Parmi les insectes les plus abondants, les mymarides constituent 40 % des spécimens d’hyménoptères récoltés. Alors qu’on répertorie au Québec 46 espèces, dans 18 genres, Catherine Hébert a collecté dans le cadre de ses travaux de maîtrise au moins 55 espèces appartenant à 16 genres, dont plusieurs jamais documentés dans la province. «C’est presque le double de la diversité qu’on connaît actuellement», souligne-t-elle.
Pour en venir à cette conclusion, l’étudiante a passé plusieurs heures à traiter les échantillons récoltés, extrayant d’abord l’ADN pour faire des regroupements, qu’elle confirmait par observation au microscope. «C’est énormément d’étapes.
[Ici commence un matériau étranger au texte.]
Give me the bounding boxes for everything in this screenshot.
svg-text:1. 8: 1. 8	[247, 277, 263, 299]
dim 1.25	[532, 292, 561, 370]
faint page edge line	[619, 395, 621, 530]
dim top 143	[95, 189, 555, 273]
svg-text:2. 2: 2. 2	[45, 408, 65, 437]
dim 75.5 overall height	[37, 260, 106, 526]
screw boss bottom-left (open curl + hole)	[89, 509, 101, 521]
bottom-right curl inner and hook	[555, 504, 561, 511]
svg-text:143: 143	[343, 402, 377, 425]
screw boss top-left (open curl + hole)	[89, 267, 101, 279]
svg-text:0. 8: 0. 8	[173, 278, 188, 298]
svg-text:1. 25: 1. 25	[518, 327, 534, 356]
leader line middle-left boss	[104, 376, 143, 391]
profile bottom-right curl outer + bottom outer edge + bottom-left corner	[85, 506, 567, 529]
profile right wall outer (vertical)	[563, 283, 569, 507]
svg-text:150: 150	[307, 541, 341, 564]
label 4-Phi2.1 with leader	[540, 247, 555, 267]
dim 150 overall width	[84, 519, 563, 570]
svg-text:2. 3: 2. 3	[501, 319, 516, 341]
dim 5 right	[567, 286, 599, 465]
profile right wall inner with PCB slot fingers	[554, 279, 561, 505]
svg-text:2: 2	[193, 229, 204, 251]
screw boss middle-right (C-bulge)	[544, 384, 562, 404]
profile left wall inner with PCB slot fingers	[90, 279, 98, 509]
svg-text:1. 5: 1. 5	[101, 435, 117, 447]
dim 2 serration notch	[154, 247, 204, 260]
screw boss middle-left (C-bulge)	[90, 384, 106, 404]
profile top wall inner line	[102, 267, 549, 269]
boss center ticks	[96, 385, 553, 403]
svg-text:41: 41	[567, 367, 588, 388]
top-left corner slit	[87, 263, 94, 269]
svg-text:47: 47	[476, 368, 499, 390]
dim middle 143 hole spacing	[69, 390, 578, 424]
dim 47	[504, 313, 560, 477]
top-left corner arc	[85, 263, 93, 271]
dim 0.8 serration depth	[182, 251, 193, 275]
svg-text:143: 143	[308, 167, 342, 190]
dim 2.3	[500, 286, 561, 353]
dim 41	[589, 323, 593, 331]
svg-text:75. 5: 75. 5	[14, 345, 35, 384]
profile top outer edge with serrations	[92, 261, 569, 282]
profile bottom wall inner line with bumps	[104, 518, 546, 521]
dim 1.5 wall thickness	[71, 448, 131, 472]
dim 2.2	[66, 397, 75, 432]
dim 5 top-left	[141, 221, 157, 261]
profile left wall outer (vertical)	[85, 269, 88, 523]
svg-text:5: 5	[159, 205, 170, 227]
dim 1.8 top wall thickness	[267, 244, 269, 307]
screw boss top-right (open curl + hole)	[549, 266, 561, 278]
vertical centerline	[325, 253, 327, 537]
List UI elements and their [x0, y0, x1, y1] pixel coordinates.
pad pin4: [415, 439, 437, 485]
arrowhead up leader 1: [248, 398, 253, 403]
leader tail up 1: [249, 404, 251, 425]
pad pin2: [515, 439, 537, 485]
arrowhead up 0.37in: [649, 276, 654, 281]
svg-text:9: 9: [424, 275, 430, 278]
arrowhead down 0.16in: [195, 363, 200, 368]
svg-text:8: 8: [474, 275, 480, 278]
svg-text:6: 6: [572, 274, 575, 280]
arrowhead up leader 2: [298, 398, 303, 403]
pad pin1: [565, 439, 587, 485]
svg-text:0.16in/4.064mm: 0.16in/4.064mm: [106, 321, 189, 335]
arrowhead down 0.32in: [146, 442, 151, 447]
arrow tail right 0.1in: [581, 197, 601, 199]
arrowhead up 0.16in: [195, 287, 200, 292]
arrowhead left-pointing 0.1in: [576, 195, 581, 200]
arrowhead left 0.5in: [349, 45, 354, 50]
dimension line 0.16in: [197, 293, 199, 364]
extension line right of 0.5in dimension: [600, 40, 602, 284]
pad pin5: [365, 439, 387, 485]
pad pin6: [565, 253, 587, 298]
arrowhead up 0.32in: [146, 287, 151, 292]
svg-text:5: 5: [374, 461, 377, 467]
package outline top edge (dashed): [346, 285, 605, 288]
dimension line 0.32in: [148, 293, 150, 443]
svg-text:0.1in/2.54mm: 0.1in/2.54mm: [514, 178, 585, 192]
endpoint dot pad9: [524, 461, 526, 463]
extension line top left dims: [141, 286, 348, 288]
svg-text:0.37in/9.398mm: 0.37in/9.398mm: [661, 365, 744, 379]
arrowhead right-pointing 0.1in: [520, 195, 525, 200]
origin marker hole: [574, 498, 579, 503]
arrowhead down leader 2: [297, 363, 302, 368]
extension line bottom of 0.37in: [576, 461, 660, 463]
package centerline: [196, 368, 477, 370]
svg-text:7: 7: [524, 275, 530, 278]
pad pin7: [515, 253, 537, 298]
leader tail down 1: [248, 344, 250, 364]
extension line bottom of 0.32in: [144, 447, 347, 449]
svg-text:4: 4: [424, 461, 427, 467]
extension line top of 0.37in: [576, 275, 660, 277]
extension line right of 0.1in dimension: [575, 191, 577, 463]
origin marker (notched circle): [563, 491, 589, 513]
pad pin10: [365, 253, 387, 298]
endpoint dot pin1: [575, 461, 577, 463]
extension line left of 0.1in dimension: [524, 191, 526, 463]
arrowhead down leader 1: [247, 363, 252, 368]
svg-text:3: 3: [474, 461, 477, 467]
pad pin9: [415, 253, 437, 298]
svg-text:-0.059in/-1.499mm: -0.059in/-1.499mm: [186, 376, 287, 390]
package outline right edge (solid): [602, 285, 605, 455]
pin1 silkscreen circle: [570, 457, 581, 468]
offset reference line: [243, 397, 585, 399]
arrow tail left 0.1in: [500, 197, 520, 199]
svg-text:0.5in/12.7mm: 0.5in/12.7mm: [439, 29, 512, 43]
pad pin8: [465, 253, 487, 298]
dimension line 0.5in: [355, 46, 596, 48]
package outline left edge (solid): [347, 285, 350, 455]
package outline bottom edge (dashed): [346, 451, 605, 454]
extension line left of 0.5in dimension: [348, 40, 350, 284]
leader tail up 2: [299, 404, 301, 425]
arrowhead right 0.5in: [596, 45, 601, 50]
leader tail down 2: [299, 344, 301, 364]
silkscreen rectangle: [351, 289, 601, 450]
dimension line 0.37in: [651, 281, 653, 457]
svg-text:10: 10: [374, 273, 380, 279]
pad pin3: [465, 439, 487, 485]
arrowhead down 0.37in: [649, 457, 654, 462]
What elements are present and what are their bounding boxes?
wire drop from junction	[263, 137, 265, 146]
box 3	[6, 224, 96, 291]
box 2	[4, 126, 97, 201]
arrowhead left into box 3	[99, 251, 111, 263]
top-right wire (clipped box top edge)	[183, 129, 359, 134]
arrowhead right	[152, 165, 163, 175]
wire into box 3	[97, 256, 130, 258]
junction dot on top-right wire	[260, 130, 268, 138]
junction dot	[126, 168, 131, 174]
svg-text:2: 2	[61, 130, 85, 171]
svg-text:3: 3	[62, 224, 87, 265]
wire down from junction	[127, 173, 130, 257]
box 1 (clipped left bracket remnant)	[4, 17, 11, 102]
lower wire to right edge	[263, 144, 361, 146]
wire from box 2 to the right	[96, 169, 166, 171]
Juste pour monter une lame de microscope, c’est presque un mois de travail», indique-t-elle. C’est que les mymarides font à peine 1 ou 2 mm, et que Catherine Hébert devait utiliser des instruments chirurgicaux pour les disséquer et les manipuler.
Son doctorat lui permettra de poursuivre la description des nouvelles espèces, une étape clé dans le processus de taxonomie. «Je veux pousser plus loin, faire une révision taxonomique d’un genre, et essayer de voir la relation entre les espèces», précise-t-elle.
Chose certaine, le travail est loin d’être terminé. «Je compte échantillonner pour le reste de ma carrière, ici à la station, avec ces pièges aspirateurs, pour mesurer les changements de diversité à travers les années», souhaite Colin Favret.